Los jóvenes de la Chile gritaron más fuerte. Aún así no podían contra la rebelión de los clientes. Entonces sucedió. Recuerdo haber visto a mi amiga en cámara lenta cuando era lanzada al suelo y recogida por dos hombres. Allá lejos, en la barra, un mozo tomó un bate de beisbol. Dos jóvenes levantaron una de las mesas, volaron sillas, se estrellaron botellas, vasos, la gente corría hacia la salida. Los de la Chile formaban un muro compacto que avanzaba enceguecido hacia el lugar donde estábamos mi amiga y yo.
Recuerdo que la agarré del brazo y la llevé al baño. Puse el pestillo. Mi amiga se mojó la cara con agua fría sollozando. La puerta tambaleó. “Aquí están”, gritaron y el pestillo vibró. Por un segundo ambas tuvimos la sensación que la vida es frágil. Al otro lado de la puerta siguieron los gritos, llantos, quebrazón de vidrios, golpes, nuevamente alguien intentó abrir la puerta, luego vino el silencio.
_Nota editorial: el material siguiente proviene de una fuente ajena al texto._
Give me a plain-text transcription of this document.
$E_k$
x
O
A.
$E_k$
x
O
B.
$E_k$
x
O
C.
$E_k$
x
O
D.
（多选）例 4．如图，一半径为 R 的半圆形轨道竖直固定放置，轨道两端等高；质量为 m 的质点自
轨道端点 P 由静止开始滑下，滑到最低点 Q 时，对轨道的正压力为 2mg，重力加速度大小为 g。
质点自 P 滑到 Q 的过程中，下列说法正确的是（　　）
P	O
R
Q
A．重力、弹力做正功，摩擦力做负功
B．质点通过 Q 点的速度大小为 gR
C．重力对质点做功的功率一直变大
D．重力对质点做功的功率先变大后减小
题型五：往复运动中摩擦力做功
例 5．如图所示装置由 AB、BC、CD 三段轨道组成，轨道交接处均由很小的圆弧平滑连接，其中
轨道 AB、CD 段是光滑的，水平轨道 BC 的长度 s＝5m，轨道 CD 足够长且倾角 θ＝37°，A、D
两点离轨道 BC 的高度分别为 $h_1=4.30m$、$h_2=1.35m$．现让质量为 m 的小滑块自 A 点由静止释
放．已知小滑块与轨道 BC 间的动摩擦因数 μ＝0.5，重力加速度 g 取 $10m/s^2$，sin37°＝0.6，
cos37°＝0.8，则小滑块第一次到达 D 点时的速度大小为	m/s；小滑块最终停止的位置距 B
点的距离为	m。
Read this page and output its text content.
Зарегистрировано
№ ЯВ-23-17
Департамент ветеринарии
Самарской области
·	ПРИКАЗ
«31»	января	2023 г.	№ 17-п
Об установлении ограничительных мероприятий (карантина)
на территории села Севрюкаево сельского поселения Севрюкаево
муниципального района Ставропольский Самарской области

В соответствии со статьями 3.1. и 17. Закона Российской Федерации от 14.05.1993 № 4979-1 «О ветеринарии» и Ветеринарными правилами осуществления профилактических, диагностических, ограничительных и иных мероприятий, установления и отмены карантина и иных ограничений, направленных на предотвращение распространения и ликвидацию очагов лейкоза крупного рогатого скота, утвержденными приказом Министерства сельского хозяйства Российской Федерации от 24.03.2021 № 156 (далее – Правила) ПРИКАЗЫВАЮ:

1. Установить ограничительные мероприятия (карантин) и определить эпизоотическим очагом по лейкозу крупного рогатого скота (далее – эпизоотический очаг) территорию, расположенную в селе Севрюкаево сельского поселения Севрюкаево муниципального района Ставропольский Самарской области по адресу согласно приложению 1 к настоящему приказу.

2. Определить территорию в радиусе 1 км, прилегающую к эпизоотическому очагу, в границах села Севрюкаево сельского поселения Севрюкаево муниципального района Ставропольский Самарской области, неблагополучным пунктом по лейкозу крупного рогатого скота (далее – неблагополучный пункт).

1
Dejamos pasar diez minutos y abrimos la puerta. Una mujer lloraba. El hombre que la consolaba nos hizo un gesto que podíamos salir. Nunca olvidaré lo que vimos. Mesas, sillas, copas, espejos, vidrios, todo había desaparecido.
Cuando al fin llegamos al auto, mi amiga temblaba tanto que no pudo encender el motor. Después de esa noche, mi amiga de la infancia decidió que nunca más se expondría a algo semejante. Fue la última noche que salimos juntas. Yo no hice promesa alguna. La vida es demasiado frágil.